Automated medical image classification with convolutional neural networks (CNNs) has great potential to impact healthcare, particularly in resource-constrained healthcare systems where fewer trained radiologists are available. However, little is known about how well a trained CNN can perform on images with the increased noise levels, different acquisition protocols, or additional artifacts that may arise when using low-cost scanners, which can be underrepresented in datasets collected from well-funded hospitals. In this work, we investigate how a model trained to triage head computed tomography (CT) scans performs on images acquired with reduced x-ray tube current, fewer projections per gantry rotation, and limited angle scans. These changes can reduce the cost of the scanner and demands on electrical power but come at the expense of increased image noise and artifacts.

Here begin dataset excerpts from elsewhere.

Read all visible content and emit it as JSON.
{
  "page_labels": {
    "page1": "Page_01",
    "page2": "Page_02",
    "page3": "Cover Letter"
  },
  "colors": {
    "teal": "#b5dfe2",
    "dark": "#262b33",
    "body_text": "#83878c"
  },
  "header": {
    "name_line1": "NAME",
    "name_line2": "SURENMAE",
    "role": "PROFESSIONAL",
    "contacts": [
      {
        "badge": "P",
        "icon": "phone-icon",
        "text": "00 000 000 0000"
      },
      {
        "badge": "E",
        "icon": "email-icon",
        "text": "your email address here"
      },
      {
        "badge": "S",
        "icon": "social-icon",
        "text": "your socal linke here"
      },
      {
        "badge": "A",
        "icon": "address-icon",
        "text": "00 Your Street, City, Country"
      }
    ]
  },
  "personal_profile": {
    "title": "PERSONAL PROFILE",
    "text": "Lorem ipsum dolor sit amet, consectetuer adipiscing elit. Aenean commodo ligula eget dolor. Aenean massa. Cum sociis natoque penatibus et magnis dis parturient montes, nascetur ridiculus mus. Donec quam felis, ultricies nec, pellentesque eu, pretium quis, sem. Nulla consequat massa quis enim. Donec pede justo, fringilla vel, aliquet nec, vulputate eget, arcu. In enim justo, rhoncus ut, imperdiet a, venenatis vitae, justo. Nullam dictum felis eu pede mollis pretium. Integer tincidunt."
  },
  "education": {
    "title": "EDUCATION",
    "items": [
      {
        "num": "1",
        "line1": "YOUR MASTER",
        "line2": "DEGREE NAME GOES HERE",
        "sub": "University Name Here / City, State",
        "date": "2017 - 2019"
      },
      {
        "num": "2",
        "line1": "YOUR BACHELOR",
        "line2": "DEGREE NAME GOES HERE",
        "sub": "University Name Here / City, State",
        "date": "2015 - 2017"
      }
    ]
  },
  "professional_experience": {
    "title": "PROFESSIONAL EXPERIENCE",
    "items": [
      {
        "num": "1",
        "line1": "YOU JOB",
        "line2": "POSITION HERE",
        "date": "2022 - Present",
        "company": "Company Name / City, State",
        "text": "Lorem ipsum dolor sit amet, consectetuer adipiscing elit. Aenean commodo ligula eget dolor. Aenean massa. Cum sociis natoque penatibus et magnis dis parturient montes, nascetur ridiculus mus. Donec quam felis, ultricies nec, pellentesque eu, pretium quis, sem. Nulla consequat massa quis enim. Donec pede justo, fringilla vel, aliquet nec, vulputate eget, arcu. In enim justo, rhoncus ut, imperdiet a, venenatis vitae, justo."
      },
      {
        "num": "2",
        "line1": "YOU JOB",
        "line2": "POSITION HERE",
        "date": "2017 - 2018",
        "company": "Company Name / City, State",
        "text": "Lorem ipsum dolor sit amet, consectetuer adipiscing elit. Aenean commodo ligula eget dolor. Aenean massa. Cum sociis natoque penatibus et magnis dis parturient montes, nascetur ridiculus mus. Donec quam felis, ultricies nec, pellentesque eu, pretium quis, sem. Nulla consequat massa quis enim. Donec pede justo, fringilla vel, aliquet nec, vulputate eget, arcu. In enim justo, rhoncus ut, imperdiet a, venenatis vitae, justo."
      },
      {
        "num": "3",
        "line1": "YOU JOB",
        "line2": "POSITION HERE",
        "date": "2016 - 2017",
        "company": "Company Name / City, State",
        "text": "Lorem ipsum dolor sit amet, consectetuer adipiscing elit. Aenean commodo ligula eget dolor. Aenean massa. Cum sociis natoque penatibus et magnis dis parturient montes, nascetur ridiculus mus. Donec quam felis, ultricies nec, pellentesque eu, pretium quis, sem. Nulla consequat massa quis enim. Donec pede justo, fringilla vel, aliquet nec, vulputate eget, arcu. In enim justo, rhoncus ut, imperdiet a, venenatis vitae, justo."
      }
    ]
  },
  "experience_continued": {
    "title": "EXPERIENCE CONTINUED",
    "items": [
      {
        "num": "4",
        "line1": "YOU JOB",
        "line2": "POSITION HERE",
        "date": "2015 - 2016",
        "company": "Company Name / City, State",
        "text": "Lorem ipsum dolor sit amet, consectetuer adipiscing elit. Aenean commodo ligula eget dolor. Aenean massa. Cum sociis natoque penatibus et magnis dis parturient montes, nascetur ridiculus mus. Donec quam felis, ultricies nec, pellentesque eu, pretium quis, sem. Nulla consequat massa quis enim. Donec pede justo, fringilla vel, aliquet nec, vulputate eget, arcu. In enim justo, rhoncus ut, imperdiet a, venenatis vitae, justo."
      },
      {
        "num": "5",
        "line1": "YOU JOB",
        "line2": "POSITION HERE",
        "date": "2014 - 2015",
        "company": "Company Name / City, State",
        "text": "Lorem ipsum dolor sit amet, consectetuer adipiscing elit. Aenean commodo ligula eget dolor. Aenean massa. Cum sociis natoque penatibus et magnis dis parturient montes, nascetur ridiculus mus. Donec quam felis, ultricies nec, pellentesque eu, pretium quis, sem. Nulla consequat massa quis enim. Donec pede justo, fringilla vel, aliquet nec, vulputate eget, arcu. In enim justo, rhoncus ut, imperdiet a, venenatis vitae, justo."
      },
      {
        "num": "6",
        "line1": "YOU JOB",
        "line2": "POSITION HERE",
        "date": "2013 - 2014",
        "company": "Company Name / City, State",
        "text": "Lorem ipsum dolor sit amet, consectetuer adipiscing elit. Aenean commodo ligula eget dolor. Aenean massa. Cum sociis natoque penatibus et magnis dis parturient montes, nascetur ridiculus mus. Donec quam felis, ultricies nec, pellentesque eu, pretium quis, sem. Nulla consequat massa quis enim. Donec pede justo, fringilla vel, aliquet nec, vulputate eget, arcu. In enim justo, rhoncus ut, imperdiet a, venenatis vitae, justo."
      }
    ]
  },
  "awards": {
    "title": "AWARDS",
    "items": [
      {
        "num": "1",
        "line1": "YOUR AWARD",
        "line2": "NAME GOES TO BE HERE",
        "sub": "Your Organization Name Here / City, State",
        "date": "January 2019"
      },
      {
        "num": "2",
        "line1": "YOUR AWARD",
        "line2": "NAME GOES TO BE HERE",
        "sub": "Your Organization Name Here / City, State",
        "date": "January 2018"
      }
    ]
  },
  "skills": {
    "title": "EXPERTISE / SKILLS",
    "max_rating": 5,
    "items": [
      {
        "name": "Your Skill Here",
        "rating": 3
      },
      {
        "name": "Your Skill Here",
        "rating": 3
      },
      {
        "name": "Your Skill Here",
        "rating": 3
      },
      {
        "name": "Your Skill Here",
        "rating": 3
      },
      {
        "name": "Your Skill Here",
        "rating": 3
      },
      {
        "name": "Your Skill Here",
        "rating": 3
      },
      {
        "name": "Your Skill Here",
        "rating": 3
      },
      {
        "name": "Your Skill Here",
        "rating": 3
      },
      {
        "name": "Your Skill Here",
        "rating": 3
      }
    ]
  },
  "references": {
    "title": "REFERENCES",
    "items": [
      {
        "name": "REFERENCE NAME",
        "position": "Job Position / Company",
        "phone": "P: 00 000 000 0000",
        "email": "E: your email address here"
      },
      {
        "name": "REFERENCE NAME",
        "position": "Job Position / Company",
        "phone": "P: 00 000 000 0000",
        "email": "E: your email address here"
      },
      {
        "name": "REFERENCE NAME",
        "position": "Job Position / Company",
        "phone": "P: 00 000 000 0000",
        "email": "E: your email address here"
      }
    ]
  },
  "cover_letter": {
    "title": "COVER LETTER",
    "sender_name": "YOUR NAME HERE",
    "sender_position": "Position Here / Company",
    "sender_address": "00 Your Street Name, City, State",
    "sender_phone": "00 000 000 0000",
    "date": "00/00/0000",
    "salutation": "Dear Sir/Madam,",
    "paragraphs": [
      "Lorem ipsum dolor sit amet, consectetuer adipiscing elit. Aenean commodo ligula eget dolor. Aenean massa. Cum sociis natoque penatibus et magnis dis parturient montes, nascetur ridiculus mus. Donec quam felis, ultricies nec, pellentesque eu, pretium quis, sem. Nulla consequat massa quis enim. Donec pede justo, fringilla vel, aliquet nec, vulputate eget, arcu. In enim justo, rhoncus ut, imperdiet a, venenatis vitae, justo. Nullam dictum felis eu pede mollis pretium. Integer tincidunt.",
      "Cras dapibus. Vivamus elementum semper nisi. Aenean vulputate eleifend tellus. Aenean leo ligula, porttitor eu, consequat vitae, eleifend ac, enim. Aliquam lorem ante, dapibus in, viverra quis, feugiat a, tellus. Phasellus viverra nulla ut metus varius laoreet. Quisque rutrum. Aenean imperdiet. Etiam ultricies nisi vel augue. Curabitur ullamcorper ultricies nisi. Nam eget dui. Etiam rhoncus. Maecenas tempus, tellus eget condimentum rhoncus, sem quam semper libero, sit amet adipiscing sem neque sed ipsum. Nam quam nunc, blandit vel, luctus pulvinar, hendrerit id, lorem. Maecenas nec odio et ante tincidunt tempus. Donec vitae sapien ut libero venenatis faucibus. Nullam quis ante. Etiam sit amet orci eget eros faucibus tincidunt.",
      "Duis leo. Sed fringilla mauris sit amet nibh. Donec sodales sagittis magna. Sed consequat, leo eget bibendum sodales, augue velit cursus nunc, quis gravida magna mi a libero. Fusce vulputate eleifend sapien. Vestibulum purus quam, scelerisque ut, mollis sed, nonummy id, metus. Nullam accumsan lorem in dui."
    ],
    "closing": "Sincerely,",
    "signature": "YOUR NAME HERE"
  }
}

We first develop a model to triage head CTs and report an area under the receiver operating characteristic curve (AUROC) of 0.77. We then show that the trained model is robust to reduced tube current and fewer projections, with the AUROC dropping only 0.65% for images acquired with a 16x reduction in tube current and 0.22% for images acquired with 8x fewer projections. Finally, for significantly degraded images acquired by a limited angle scan, we show that a model trained specifically to classify such images can overcome the technological limitations to reconstruction and maintain an AUROC within 0.09% of the original model.